As Blue Yonder continues to grow as a large and important division of Panasonic, now operating on a global scale, we won’t seek to take credit for its future success. But we do take pride in having helped turn RedPrairie’s little business into a much more significant one that we hope will thrive for decades to come.
The Blue Yonder Story
In 2010 RedPrairie was by all accounts a solid but somewhat sleepy company, one of three niche leaders in the supply chain software and logistics sector, with earnings before interest, taxes, and depreciation of about $60 million. We found it through a deep dive into the software space, following a previous success with a similar business, Deltek. We were attracted to the potentially rising demand for supply chain offerings given the spread of e-commerce and to RedPrairie’s defensible market position, which included an installed base of 34,000 systems across 650 customers worldwide. We developed plans to accelerate the company’s growth, including more sales and marketing, an increased emphasis on international business, and add-on acquisitions. We funded RedPrairie’s purchase price of $565 million plus transaction costs with $335 million of equity from one of our funds and $240 million of debt set at only four times EBITDA. We reserved an additional $150 million of our fund equity for future growth investments.
The acquisition got off to a solid start, with New Mountain and RedPrairie’s legacy management working closely together. Sales grew at a 17% compound annual rate from 2009 to 2012. We invested $25 million more in the company in 2011 to help fund the add-on acquisition of Escalate, further strengthening RedPrairie’s product offering in e-commerce and multichannel retail. By 2012 we were able to pay our investors a dividend of $123 million, reducing risk.
Then came the type of opportunity that a traditional private company could not typically pursue without the support of a strong private-equity sponsor. With our assistance, RedPrairie acquired one of the two other leaders in the supply chain space: JDA.
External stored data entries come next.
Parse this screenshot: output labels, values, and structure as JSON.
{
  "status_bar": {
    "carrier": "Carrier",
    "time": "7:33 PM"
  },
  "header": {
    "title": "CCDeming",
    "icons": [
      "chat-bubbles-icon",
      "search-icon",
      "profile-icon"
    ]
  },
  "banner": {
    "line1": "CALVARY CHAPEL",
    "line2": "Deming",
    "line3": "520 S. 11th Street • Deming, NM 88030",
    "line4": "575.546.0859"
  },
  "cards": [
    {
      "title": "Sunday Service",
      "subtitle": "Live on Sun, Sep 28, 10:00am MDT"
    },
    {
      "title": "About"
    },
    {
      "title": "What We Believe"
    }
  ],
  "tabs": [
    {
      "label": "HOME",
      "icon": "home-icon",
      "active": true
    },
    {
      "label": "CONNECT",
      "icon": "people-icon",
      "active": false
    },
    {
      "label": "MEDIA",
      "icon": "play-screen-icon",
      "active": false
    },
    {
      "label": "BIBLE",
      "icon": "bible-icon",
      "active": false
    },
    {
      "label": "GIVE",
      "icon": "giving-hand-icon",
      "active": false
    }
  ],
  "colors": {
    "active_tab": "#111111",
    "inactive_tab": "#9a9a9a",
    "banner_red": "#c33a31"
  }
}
Headquartered in Arizona, JDA was a publicly traded company and larger than RedPrairie. We negotiated to buy it for $1.9 billion in November 2012, creating a combined business with more than $1 billion in revenues, the 14th-largest software company in the nation, and the potential category leader in the end-to-end supply-chain space. New Mountain put $250 million of additional equity into RedPrairie to help fund the purchase, plus $125 million more from coinvestors. The decision to buy JDA was driven by the potential for a stronger combined product line, a larger total sales force, and cross-selling opportunities. RedPrairie’s legacy management heartily recommended the acquisition, with the JDA team slated to lead the combined company, which would retain the JDA name.
The logic for the merger was sound, but the initial execution was flawed. Some top talent became disaffected; a sales force reorganization was counterproductive; and new competitive technologies threatened to catch us or pass us by. I went to the company’s national conference personally to assure employees that New Mountain would not abandon the business; rather, we would double down on our efforts to turn the company around and achieve success.
From that point on our team took an increasingly hands-on approach. This is another advantage of modern private- equity firms like ours: We have teams of functional experts on staff in every area from implementing IT systems to advanced procurement, from financial planning and analysis to understanding the newest Covid-19 regulations.